Am Ende schaffte er es zudem nicht, seine eigene Nachfolge zu regeln. Ob Klaus Töpfer oder Wolfgang Schäuble – alle potenziellen Kandidaten der CDU für das Kanzleramt lehnte er innerlich ab. Seiner Meinung nach „konnten sie es nicht“, waren nicht fähig, sein politisches Lebenswerk – etwa die Einführung des Euros – durch- und fortzusetzen. Bei der Bundestagswahl 1998 musste Helmut Kohl seine bitterste Niederlage hinnehmen: Gerhard Schröder (SPD) zog in das Kanzleramt in Berlin, das sein Vorgänger so intensiv und hingebungsvoll geplant hatte und gern als „Kanzlerpalast“ in der alten und neuen Bundeshauptstadt bezogen hätte.
Nach der Spendenaffäre und der einzigartigen „Vertreibung“ durch einen Beitrag von Angela Merkel in der FAZ (Frankfurter Allgemeinen Zeitung) zog Helmut Kohl sich mit einigem Groll nach Oggersheim quasi wie in ein freiwillig gewähltes Exil zurück. Seine CDU hat wieder an Boden gewonnen und dominiert mit Angela Merkel das politische Geschehen. Doch Kohl verfolgt dies nicht mit der Gelassenheit des Alters und in zufriedener Ruhe, sondern macht hin und wieder mit kritischen Bemerkungen auf sich aufmerksam. Vor allem arbeitet er immer noch an seinem persönlichen Image und rechnet mit denjenigen ab, die ihn stets unterschätzt, die seine Förderung von vielen Leuten in Ämter und Mandate nicht richtig gedankt und die ihm bis heute nicht ausreichend seine politische Großartigkeit für Deutschland und Europa gewürdigt haben.
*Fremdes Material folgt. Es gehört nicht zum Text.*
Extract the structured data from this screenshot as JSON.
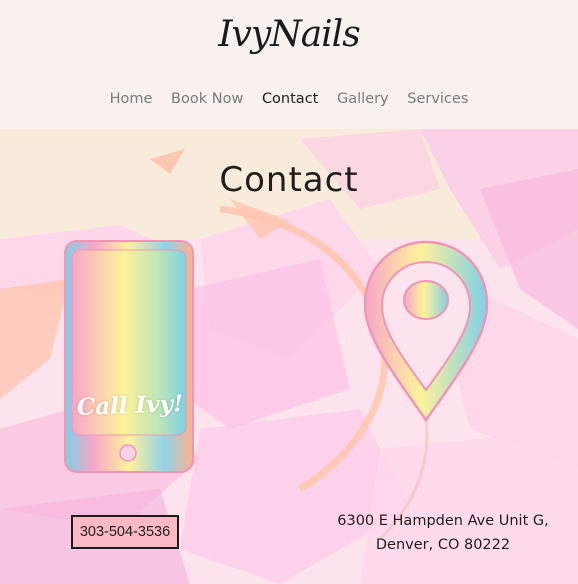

Zum 85. Geburtstag wird es am 3. April in der Tat keine großen „Staatsfeierlichkeiten“ für Helmut Kohl, den Superkanzler, geben. Vielleicht gelingt jedoch bei der von der Konrad-Adenauer-Stiftung geplanten Geburtstagsfeier Mitte diesen Jahres die Versöhnung mit dem „CDU-Riesen“, mit dem „Kanzler der Einheit“ und mit dem Menschen Helmut Kohl.